Searching for a better alternative led Asakawa to invent a high-tech suitcase that helps get her to her destination safely and efficiently.

Packed with cameras and sensors – many of the same technologies found in an autonomous car – the suitcase uses artificial intelligence (AI) to map the environment around it, calculating distances between the user and objects both stationary and mobile. A mobile phone app is used to program a destination into the suitcase, which plans a route and directs the user through vibrations in its handle.

03:24 - Source: CNN
Robot suitcase designed as travel companion for blind people

The suitcase also features facial recognition technology, which can notify the user if a friend is nearby. It can also flag shops and other places of interest in the vicinity and direct the user to them if prompted.

The concept has been in development since 2017 in a collaboration between IBM, other Japanese companies, and Carnegie Mellon University in Pennsylvania, where Asakawa is IBM distinguished service professor at the Robotics Institute.
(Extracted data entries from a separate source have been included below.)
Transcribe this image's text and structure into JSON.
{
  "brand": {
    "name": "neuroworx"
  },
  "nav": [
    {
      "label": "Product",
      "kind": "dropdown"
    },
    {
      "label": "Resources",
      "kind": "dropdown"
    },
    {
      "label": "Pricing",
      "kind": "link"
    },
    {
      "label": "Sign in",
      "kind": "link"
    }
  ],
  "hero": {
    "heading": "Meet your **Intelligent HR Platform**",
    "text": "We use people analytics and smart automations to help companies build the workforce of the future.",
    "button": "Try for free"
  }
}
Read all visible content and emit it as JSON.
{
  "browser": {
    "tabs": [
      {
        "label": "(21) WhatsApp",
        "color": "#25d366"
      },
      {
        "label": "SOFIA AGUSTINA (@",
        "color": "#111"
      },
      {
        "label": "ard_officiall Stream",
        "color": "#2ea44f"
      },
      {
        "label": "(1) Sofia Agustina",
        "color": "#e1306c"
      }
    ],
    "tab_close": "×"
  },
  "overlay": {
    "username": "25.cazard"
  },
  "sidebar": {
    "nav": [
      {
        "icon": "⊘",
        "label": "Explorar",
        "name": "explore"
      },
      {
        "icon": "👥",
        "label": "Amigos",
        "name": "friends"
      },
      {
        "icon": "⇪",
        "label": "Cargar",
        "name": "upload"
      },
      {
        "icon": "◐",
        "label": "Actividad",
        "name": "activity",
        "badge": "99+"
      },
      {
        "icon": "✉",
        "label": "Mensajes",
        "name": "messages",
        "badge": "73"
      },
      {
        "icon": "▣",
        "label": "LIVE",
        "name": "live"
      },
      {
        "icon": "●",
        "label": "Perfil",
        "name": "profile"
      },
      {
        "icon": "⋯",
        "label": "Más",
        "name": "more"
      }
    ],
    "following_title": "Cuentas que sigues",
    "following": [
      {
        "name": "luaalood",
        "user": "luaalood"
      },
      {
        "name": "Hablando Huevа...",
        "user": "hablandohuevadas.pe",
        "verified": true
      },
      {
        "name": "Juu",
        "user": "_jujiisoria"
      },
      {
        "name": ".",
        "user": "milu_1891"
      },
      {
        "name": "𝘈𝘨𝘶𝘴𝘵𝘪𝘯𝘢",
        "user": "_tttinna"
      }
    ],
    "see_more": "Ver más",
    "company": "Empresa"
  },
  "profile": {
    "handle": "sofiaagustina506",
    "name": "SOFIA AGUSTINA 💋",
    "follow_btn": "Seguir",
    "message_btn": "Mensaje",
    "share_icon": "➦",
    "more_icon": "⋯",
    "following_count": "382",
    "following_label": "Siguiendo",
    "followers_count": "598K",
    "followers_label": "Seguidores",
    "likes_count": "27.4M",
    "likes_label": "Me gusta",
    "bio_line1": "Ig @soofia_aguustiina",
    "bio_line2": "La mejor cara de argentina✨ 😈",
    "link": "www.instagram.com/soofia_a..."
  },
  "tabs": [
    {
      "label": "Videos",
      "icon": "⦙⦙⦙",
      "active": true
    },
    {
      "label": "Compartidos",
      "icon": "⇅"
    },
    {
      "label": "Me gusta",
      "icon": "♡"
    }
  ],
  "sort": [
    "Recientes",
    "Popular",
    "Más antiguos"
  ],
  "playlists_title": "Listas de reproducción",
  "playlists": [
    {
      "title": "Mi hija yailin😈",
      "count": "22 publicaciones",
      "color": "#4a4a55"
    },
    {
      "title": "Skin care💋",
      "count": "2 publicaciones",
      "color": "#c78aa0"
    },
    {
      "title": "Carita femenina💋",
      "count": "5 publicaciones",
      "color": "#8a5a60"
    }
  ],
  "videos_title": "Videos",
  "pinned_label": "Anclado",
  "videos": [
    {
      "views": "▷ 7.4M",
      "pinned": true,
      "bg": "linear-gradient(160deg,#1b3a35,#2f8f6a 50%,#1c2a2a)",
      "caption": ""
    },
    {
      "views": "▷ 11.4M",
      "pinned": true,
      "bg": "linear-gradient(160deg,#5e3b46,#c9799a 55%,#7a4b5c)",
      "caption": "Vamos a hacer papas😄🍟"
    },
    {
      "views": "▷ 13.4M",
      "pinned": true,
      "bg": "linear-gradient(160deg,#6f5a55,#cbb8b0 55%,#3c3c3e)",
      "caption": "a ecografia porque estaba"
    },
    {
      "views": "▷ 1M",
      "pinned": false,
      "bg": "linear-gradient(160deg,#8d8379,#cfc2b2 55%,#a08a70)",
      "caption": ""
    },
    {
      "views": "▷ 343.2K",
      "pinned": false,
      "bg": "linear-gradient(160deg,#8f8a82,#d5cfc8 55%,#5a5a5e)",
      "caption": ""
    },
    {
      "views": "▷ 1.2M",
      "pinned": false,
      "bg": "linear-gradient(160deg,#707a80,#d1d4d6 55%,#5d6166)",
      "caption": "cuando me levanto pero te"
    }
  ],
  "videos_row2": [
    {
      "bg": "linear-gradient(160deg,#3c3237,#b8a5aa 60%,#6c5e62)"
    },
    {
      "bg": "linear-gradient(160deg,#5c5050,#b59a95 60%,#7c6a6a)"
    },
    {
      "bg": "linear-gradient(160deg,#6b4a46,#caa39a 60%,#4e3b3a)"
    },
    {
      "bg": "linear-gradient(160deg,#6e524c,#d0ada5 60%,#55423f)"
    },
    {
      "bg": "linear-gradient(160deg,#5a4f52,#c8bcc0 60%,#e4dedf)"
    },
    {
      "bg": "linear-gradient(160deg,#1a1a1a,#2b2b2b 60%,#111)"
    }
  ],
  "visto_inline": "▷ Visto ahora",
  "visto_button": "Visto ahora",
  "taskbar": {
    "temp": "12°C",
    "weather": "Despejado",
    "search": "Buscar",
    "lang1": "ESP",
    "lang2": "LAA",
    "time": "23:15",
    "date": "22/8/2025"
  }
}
Asakawa says there are hopes to commercialize the suitcase and a pilot scheme is planned to trial it in an airport, shopping mall and other public spaces. Though the current version is too full of tech to hold any clothes, that could change in the future, she says.

A depth map created by the AI suitcase demonstrating how it detects nearby objects and surfaces.

Restless innovator

A keen runner, Asakawa harbored Olympic dreams as a child, but a swimming accident at age 11 caused her to gradually lose her sight until, aged 14, she became totally blind.

As an adult she has devoted her life to developing accessibility technology. Among her creations is “aDesigner,” a disability simulator for designers to make their websites more user-friendly, and “IBM Home Page Reader,” the first voice browser to allow internet access for blind and visually impaired people. Asakawa has won industry and government awards and been inducted into the US National Inventors Hall of Fame.

“I never relax when I travel alone,” she says. “I always think about what technology will help me travel easier, quicker and more comfortably.” It was this restlessness that led to the AI suitcase.

She says the suitcase has other applications and could be used to help visually impaired people navigate cities, while its object-recognition technology can be utilized to identify colors – useful when clothes shopping, says its creator.

courtesy Chieko Asakawa
Chieko Asakawa was inducted into the US National Inventors Hall of Fame in 2019.

Perhaps its most profound benefit is that it allows users to devote mental energy to other things. “Visually impaired people usually use a white cane or a guide dog. But using these mobility aids, we always have to pay attention (to) our surrounding world,” says Asakawa. With AI providing spatial awareness, a blind person is liberated to do other things: take a call, listen to the birds; daydream, even. Public spaces become places to be enjoyed, not just navigated.

“It will open up many doors for blind people, because we’d be able to go anywhere by (ourselves),” says Asakawa.

The technology will naturally evolve, she predicts, as components become smaller, lighter and more powerful.

Without new technology, “we cannot change our society to be more inclusive,” Asakawa says. “A smart suitcase is a great showcase (for) how AI and technology (can) change the lives of people with visual disabilities.”